Humanitarian architect, judge to give Founder’s Day talks
Tree planting also part of activities to honor Jefferson’s 262nd birthday
Japanese architect Shigeru Ban, recognized for his humanitarian efforts to provide housing for victims of disasters and his exploration of the structural capabilities of organic materials, such as paper tubes, bamboo and wood; and Judge Patricia M. Wald, former chief judge of the U.S. Court of Appeals for the District of Columbia Circuit and a member of a group of international legal experts who examined the statute of the Iraqi Special Tribunal established to conduct the impending trial of Saddam Hussein; will receive the 2005 Thomas Jefferson Foundation Medals in Law and Architecture respectively.
The Thomas Jefferson Foundations Medal in Law and the Thomas Jefferson Foundation Medal in Architecture recognize lasting contributions in fields that were of great interest to Jefferson, and are the highest outside awards offered by the University, which grants
no honorary degrees. The annual awards — law in its 29th year and architecture in its 40th year — are given as part of the University’s Founder’s Day activities, centered around Jefferson’s April 13 birthday.
U.Va. and the Thomas Jefferson Foundation, a nonprofit organization that owns and operates Monticello, sponsor the medals, which will be presented during a private luncheon in the University’s Rotunda.
|Patricia M. Wald
Both recipients will give public lectures. Ban will speak on Tuesday, April 12, at 1 p.m. in Old Cabell Hall auditorium, and an exhibit of his work will be on display in the Victor and Sono Elmaleh Gallery at the School of Architecture, Campbell Hall, beginning April 11 through 30, weekdays from 9 a.m. to 5 p.m. Wald will speak on Tuesday, April 12, at 4:20 p.m. in Caplin Pavilion at the Law School.
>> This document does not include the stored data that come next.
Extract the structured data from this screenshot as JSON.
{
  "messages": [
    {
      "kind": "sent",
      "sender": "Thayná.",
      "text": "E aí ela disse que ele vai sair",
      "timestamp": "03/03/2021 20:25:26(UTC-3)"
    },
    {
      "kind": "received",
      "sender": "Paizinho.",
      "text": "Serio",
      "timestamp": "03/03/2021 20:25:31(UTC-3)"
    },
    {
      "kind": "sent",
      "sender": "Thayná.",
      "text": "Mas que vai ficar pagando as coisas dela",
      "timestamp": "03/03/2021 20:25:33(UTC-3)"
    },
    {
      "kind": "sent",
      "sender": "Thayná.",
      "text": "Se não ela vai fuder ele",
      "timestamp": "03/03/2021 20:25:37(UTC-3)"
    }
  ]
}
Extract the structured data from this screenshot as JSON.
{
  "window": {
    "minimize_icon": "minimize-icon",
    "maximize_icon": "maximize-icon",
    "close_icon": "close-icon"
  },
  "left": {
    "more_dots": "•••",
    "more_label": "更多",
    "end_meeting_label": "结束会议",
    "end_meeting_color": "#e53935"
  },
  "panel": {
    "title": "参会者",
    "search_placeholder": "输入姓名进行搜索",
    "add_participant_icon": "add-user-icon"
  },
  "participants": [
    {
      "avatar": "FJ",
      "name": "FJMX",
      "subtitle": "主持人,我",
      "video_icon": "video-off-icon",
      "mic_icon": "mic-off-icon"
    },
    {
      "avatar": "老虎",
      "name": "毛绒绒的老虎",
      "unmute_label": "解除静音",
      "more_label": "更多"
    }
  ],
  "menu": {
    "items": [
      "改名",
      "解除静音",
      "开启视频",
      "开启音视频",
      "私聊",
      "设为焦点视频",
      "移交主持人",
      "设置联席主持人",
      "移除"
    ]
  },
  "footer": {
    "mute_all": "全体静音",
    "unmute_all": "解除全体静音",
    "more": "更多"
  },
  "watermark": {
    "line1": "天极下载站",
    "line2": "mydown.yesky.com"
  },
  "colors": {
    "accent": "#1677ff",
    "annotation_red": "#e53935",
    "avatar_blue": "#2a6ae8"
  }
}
A tree honoring McIntire School of Commerce Professor Andrew Ruppel will be planted on the north side of Monroe Hall on Wednesday, April 13. University President John T. Casteen III will preside at the planting of a Bur Oak at the 2 p.m. ceremony.
Ruppel played a major role in the Monroe Hall addition and landscaping scheme in that area of the University and as a long-time member of the U.Va.’s Arboretum and Landscape Committee has pursued efforts to preserve the landscaping and Grounds at the University.